For seven years, Myong Sool Chang woke up at 6 a.m. on Fridays, drove an hour from Boston to New Hampshire, picked up his newspapers, then drove back to deliver them.
He dropped stacks off in restaurant entryways and corner stores across the city’s fledgling “Koreatown” – also known as Allston – before mailing copies to other New England states. The whole “mission,” as he called it, would last until 9 p.m. most weeks.
“At the end of every Friday, I almost collapsed,” Chang told NBC News. “But these days, it’s gotten a lot easier.”
“I can’t give up the paper newspaper. When all the people give up the paper newspaper, then I can finally give up.”
Chang is the 49-year-old founder of Boston’s last-standing Korean language newspaper, Boston Korea, which he said he has managed to grow from a profitless, pro-bono operation in 2005 to a staff of five today. But in a time when newspapers are routinely buckling under financial pressures, Chang has yet another challenge before him: the Korean population in Allston is dwindling – and fast – just five years after The Boston Globe reported it was growing “strong roots.”
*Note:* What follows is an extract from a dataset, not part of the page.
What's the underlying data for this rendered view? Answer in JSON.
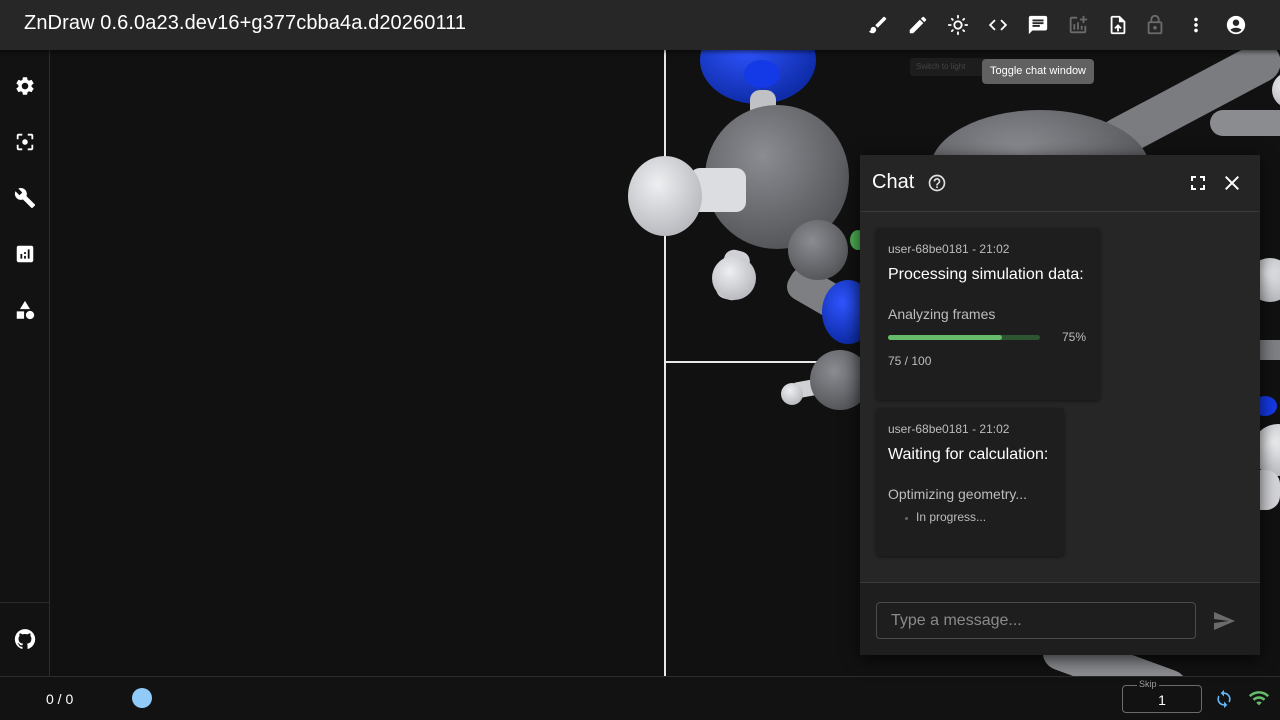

Estimates from the American Community Survey suggest that while Boston’s overall Korean population is rising, Koreans living in Allston have dropped by nearly 63 percent between 2011 and 2015. Though many others live in the nearby neighborhood of Brighton and other Massachusetts towns — Newton, Lexington and Cambridge — Allston’s identity as the epicenter of Korean social life could disappear almost as quickly as it started.
“It felt like it was growing until the last three to four years. I don’t know if it’s a Koreatown anymore,” Seung-youn Woo, a 26-year-old pharmacy student and previous translator for Boston Korea, told NBC News.
Woo’s parents shut down their Allston internet cafe in 2016, and several other Korean businesses have likewise closed their doors in recent years, including a popular karaoke club and a family-owned market, according to Woo. But even though that means fewer potential ad buyers for Chang’s paper, Allston is still far from empty of its Korean businesses. A Mexican-Korean fusion restaurant and a popular Korean barbecue chain recently opened near Boston Korea’s office.
“It means [there are] still a lot of students here, but not as many as before,” Chang said. “There used to be a time when Korean students were hanging out everywhere in the streets.”
The small newspaper has a weekly circulation of about 4,300, but it has long stood with an online community of international students as its legs. In 2007, Chang’s paper took off when he merged with an online forum called Boston Korean — a “Korean Craigslist” — which allowed students to buy and sell goods or swap advice on visas and apartments. Just one year after that merge, things were looking positive: Chang was able to move Boston Korea into a larger office and hire his first full-time reporter.
“We had more internet users and we were getting bigger. It was this gateway for Korean students from South Korea who were interested in Boston,” he said.
But in recent years, the number of Korean international students in Massachusetts has steadily declined. Between April 2014 and March 2017, South Koreans studying in Massachusetts decreased by nearly 15 percent, according to data from the U.S. Department of Homeland Security. Nationally, the decrease was more than 20 percent.
“Four, five or even 10 years ago, there were a lot of Korean foreign students here,” Byung Kim, president of the Korean Cultural Society of Boston, told NBC News. “But we’re certainly getting a flavor that Koreans are not frequenting the Allston area [like] before.”
The prevailing theory between Kim, Chang and several others is that, as the South Korean economy declines, fewer students and parents feel that studying abroad is worth the price.
“We had more internet users and we were getting bigger. It was this gateway for Korean students from South Korea who were interested in Boston.”
“They sacrificed a lot to send their children to the U.S. They make a really big investment, but they don’t get reward. So finally in South Korea, people figured out, ‘No, not anymore,’” Chang said. “If one student comes here, it’s not just one student. So there’s a decrease of whole Korean families here. Right now, they are almost gone.”
Even so, Chang knows that there are people out there who still need his newspaper. The classifieds section advertises some of the only Korean-speaking therapists in the region, and he still gets the occasional hand-written letter from senior citizens in the area.
“I can’t give up the paper newspaper,” he said. “When all the people give up the paper newspaper, then I can finally give up.”
These days, he still makes his Friday morning drive. But now, he’s able to delegate some delivery routes to his small team of reporters. Chang meets them at the Burlington, Massachusetts Hmart – a Korean grocery store chain – and he leaves about 1,300 copies at that location alone for locals to gobble up.
“After the week, there’s none left and it makes me feel so good – it all feels so worthwhile,” he said.